A separação moderna entre razão e religião viria a tardar a expansão da atenção aos aspectos simbólicos e religiosos das manifestações de poder, mas estes estudos expandiram-se, de forma exponencial, nas últimas décadas, tanto na análise das sociedades modernas, como antigas. Tanto o mundo grego como o romano, passaram a ser objeto de abordagens relativas às dimensões políticas das religiosidades. O mundo romano ocidental, de língua oficial latina, testemunhou a expansão de obras sobre o culto imperial, os templos dedicados aos mais variados cultos, os sacerdócios, mas também as práticas de alguma forma ligadas à religião, como as lutas de gladiadores (Garraffoni 2010).

O Mediterrâneo oriental, com sua tradição de uso do idioma oficial e de comunicação grego, ou koiné, foi também objeto de atenção, em particular pelas suas diversas características peculiares, a começar da sua situação de comunicação entre o Ocidente latino, de um lado, e toda a imensa diversidade cultura oriental. O mundo romano oriental sempre esteve em contato, por tradição milenar, com a Mesopotâmia, a Pérsia e daí para a Índia e mais adiante. Destas regiões provinham inúmeras concepções e práticas religiosas, que se mesclavam, de forma criativa e inovadora, com outras tantas variedades locais, também milenares. Se o mundo romano, no geral, pode ser caracterizado como uma imensa mescla cultural e política, tanto o mais era a parte oriental desse mesmo mundo. Ali, conviviam judeus, egípcios, e uma miríade de povos e culturas, cada uma delas com sua própria variedade interior de pontos de vista e comportamentos.

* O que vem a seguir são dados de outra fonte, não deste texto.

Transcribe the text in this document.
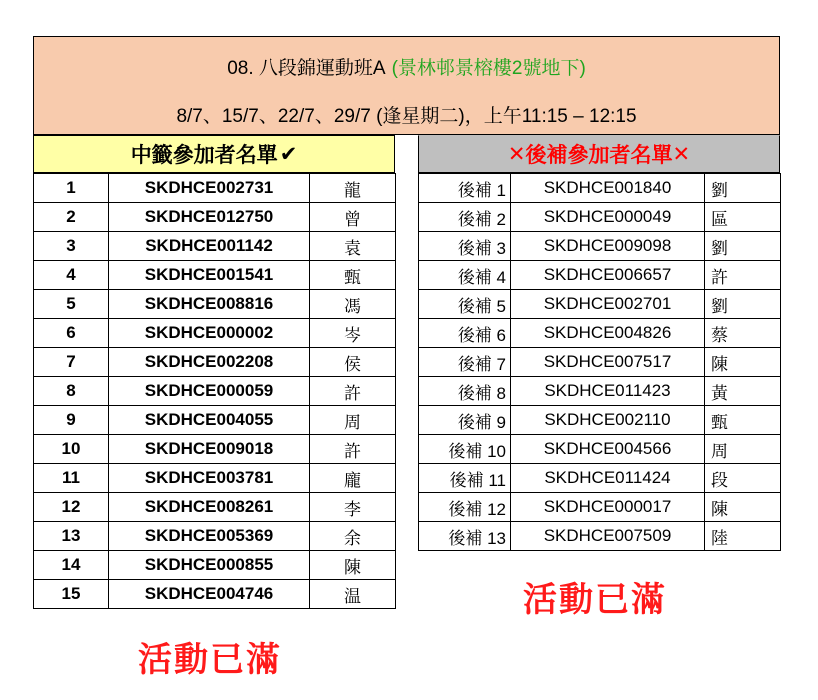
08. 八段錦運動班A (景林邨景榕樓2號地下)
8/7、15/7、22/7、29/7 (逢星期二)，上午11:15 – 12:15
中籤參加者名單 ✔	✕ 後補參加者名單 ✕
1	SKDHCE002731	龍
2	SKDHCE012750	曾
3	SKDHCE001142	袁
4	SKDHCE001541	甄
5	SKDHCE008816	馮
6	SKDHCE000002	岑
7	SKDHCE002208	侯
8	SKDHCE000059	許
9	SKDHCE004055	周
10	SKDHCE009018	許
11	SKDHCE003781	龐
12	SKDHCE008261	李
13	SKDHCE005369	余
14	SKDHCE000855	陳
15	SKDHCE004746	温
後補 1	SKDHCE001840	劉
後補 2	SKDHCE000049	區
後補 3	SKDHCE009098	劉
後補 4	SKDHCE006657	許
後補 5	SKDHCE002701	劉
後補 6	SKDHCE004826	蔡
後補 7	SKDHCE007517	陳
後補 8	SKDHCE011423	黃
後補 9	SKDHCE002110	甄
後補 10	SKDHCE004566	周
後補 11	SKDHCE011424	段
後補 12	SKDHCE000017	陳
後補 13	SKDHCE007509	陸
活動已滿
活動已滿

O culto imperial romano constituiu um aspecto dos mais marcados de relação entre poderes, saberes, prenhe de conflitos. Júlio César foi divinizado após sua morte e seu sobrinho Otávio foi, em vida, alçado à condição espiritual de augusto, título antes do âmbito das coisas divinas, que humanas. Portanto, o Principado iniciou-se sob o signo de uma representação sobrenatural do poder e a própria titulatura imperial fundava-se nessas pretensões divinas, pois os príncipes eram divinizados e os governantes eram diui filii, filhos de um deus. Os templos dedicados aos príncipes foram inaugurados já com o primeiro imperador e os sacerdotes do culto imperial seguiram na esteira.

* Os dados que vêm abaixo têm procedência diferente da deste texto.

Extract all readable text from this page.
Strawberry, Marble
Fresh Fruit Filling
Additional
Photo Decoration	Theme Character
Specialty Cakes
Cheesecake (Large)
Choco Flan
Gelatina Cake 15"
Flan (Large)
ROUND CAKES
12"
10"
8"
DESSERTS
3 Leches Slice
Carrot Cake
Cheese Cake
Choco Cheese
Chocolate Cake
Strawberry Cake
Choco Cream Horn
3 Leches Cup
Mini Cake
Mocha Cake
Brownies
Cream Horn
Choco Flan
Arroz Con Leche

O culto imperial foi, portanto, um elemento central nas negociações das relações de poder durante o período do Principado. O Mediterrâneo oriental testemunhou uma série de conturbações em torno das práticas e crenças religiosas. O judaísmo, em particular, com sua imensa diversidade e difusão, por meio de várias comunidades espalhadas em muitas partes, tanto no interior como fora dos limites do Império Romano, foi um elemento importante neste contexto. Desde a época de Alexandre o Grande, os judeus passaram a fazer parte da órbita grega, primeiro, e greco-romana, em seguida, sem nunca perder suas especificidades, com seus conflitos internos. Duas grandes tradições, grosso modo, contrapunham-se: as vertentes mais populares, ligadas a vida de labuta diária, que hauria sua religiosidade do profetismo e das experiências

extáticas. A comunicação com as forças superiores dava-se, portanto, de forma mais autônoma, em relação às autoridades constituídas, com conotações latentes ou explícitas de contestação social. Por outro lado, aqueles grupos mais cômodos formavam parte das elites tanto sociais como religiosas que, de alguma forma, tinham que se haver com as potências imperiais que controlavam, manu militari, os judeus.

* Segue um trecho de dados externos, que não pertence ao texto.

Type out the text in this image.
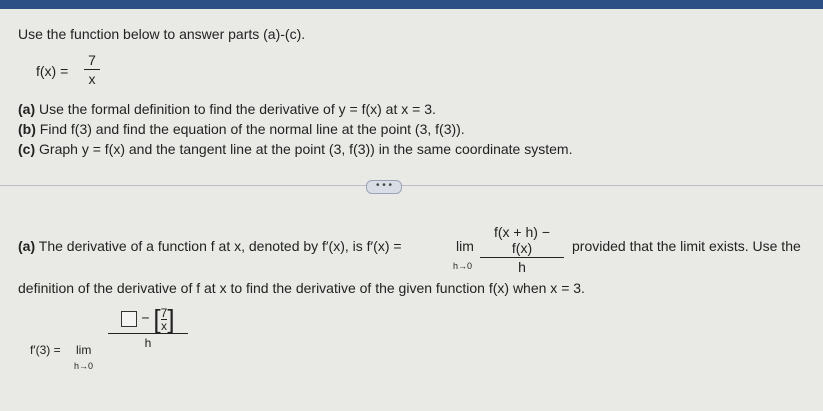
Use the function below to answer parts (a)-(c).
f(x) =
7
x
(a) Use the formal definition to find the derivative of y = f(x) at x = 3.
(b) Find f(3) and find the equation of the normal line at the point (3, f(3)).
(c) Graph y = f(x) and the tangent line at the point (3, f(3)) in the same coordinate system.
• • •
(a) The derivative of a function f at x, denoted by f′(x), is f′(x) =	lim
h→0
f(x + h) − f(x)
h
provided that the limit exists. Use the
definition of the derivative of f at x to find the derivative of the given function f(x) when x = 3.
f′(3) = lim
h→0
− $[\frac{7}{x}]$
h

Essas contradições e conflitos internos no Judaísmo, ou, em outros termos, sua heterogeneidade prenhe de embates, levaram tanto a seguidas crises internas, como a confrontações com as autoridades locais e imperiais. As duas grandes revoltas judaicas do Principado, suprimidas com a destruição do Templo de Jerusalém, em 70 d.C., e depois da cidade de Jerusalém, em 130 d.C., com o sucessivo banimento dos judeus da sua própria terra, mostram, de forma evidente e explosiva, esse quadro de conflitos internos e com o domínio imperial. Os movimentos de seguidores de Jesus de Nazaré, surgidos nessa época e nestas circunstâncias, fazem parte desse imenso manancial cultural, social e político que vicejava no Judaísmo. Os movimentos cristãos não constituíam uma unidade, nem mesmo entre aqueles que viriam a triunfar, séculos depois, e propor uma narrativa ortodoxa e unívoca dos seguidores de Jesus. De certo modo, será apenas com o imperador Constantino, no século IV, que será estabelecida uma única doutrina, reta via e trajetória, narrada a posteriori.

Durante todo o

Principado, os movimentos que se inspiravam em Jesus eram muito variados e contraditórios, em conflitos também não só com as autoridades, muitas vezes, mas com outros grupos (Nogueira, Funari, Collins 2010).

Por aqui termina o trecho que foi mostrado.